With three alleles, a1, a2, a3, each unique combination of two alleles results in a distinct phenotype. Possible combinations are:
a1/a1
a1/a2
a1/a3
a2/a2
a2/a3
a3/a3

Question 5

Which of the following is the most likely example of codominance?

    A pure-breeding tall plant is crossed to a pure-breeding short plant. All their progeny are of medium height.
A pure-breeding plant with red flowers is crossed to a pure-breeding plant with white flowers. All their progeny have pink flowers.
A plant with red flowers is crossed to a plant with white flowers. Half their progeny have red flowers, the other half have white flowers.
A pure-breeding plant with red flowers is crossed to a pure-breeding plant with white flowers. All their progeny have flowers with some red patches and some white patches.

Answer 5

A pure-breeding plant with red flowers is crossed to a pure-breeding plant with white flowers. All their progeny have flowers with some red patches and some white patches.

Heterozygotes express both alleles.

Question 6

The color dilution gene in horses is an example of incomplete dominance.

Answer 6

True

Question 7

In mice, agouti fur is a dominant trait. A mouse with solid color fur is the recessive phenotype (A = agouti; a = solid color).

A separate gene, which is not linked to the agouti gene, can result in either a dominant black pigment or a recessive brown pigment (B = black; b = brown).

A litter of mice from the mating of two agouti black parents includes offspring with the following fur colors:
solid color, black
solid color, brown
agouti black
agouti brown

What would be the expected frequency of agouti brown offspring in the litter?

Answer 7

3/16

Because the two traits are determined by unlinked genes, they assort independently. As a result, you need to use the multiplication rule to calculate the probability of agouti brown offspring (A_ bb) from AaBb parents. The probability of A_offspring is 3/4, and the probability of bb offspring is 1/4. The combined probability is therefore 3/4 x 1/4 = 3/16.

Question 8

In addition to A and a, the agouti gene has a third allele, AY.
The AY allele is dominant to both A and a.
The homozygous genotype (AYAY ) results in lethality before birth.
The heterozygous genotypes (AYA or AYa) result in yellow fur color, regardless of which alleles are present for the B/b gene. (This effect exhibited by the AY allele is known as epistasis–when the expression of one gene masks the expression of a second gene.)

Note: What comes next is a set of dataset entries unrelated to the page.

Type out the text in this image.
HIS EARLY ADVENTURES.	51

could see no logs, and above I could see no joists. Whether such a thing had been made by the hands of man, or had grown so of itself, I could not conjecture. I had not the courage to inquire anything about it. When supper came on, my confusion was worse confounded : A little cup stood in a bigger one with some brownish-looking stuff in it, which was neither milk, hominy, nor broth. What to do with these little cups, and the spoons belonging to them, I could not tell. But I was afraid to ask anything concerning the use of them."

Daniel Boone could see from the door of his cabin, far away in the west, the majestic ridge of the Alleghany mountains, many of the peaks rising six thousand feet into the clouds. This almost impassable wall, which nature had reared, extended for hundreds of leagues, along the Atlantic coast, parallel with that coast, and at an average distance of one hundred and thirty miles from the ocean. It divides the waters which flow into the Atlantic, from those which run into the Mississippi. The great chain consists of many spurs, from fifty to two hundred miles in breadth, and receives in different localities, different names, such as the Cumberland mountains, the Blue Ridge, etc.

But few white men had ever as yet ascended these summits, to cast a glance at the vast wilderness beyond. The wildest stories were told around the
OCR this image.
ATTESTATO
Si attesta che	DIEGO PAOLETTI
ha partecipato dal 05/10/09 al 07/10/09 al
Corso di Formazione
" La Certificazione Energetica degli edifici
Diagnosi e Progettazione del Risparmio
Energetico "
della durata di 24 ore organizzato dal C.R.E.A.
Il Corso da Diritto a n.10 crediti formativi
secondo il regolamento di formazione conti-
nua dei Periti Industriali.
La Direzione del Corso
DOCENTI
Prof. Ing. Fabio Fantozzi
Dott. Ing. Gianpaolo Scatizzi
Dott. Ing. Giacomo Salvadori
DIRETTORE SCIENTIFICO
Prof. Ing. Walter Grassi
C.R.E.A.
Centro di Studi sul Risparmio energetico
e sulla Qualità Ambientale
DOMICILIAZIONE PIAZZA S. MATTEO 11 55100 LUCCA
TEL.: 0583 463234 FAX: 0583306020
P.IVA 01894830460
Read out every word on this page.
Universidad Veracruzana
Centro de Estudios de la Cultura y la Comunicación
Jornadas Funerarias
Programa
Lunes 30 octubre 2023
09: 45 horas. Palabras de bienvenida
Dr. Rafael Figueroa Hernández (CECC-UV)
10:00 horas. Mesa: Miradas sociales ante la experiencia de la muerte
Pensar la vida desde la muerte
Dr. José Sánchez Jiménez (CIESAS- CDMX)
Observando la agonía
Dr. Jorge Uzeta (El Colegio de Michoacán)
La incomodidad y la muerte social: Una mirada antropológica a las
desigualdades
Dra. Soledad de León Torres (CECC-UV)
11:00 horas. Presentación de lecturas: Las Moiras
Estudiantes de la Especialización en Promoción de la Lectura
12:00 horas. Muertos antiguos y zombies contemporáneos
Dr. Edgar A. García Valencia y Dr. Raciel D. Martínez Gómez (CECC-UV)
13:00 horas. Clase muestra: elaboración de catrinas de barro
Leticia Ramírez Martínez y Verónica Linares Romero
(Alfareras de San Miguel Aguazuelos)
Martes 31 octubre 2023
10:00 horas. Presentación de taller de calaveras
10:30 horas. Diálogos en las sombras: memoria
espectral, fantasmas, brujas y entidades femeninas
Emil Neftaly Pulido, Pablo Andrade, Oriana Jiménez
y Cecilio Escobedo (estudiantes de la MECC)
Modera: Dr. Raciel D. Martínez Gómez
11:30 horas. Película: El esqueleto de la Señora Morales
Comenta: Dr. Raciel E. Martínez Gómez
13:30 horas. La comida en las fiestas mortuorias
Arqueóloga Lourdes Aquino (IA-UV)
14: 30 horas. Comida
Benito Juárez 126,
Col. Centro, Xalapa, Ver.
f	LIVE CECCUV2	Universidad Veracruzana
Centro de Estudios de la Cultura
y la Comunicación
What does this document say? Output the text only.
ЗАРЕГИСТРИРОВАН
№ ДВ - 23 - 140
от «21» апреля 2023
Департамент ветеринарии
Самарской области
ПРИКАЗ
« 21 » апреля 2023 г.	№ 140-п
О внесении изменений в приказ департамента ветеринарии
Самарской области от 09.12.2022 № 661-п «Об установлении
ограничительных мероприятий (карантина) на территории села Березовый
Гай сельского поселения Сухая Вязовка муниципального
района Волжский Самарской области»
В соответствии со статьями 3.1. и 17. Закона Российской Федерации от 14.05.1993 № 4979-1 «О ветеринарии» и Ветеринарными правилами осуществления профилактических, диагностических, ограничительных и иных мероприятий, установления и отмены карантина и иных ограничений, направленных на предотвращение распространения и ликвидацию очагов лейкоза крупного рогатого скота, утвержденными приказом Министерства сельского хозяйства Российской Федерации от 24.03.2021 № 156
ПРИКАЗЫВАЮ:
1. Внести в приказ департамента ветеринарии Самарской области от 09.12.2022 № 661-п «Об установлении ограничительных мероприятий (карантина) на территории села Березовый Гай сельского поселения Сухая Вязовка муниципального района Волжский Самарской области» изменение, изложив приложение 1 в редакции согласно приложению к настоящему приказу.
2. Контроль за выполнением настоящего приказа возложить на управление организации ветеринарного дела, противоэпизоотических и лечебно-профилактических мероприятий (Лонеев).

In a mating of mice with the genotypes AYaBb x AYaBb , what is the probability that a Live-Born offspring will have yellow fur?

Answer 8

2/3

Because the presence of the AY allele is epistatic to (masks expression of) the B/b gene, the B/b gene does not need to be taken into consideration in this problem. For the AYa x AYa cross, 1/4 of the offspring would have the AYAY genotype, which is lethal before birth. For the live-born offspring, 2/3 would be AYa, and thus have yellow fur.

Question 9

In the same mouse species, a third unlinked gene (gene C/c) also has an epistatic effect on fur color. The presence of the dominant allele C (for color), allows the A/a and B/b genes to be expressed normally. The presence of two recessive alleles (cc), on the other hand, prevents any pigment from being formed, resulting in an albino (white) mouse.

Answer 9

Because the C/c gene is epistatic to both the A/a and B/b genes, any offspring with the cc allele combination will be albino. Otherwise, the A/a and B/b genes are expressed normally.

AaBbcc-Albino,
AaBBCC-Agouti Black
Aabbcc-Albono
AAbbCc Agouti Brown
aaBbCc-Solid color, Black
AABBcc-Albino

Question 10

piebaldism

Answer 10

Piebaldism is a rare autosomal dominant disorder of melanocyte development. Common characteristics include a congenital white forelock, scattered normal pigmented and hypopigmented macules and a triangular shaped depigmented patch on the forehead.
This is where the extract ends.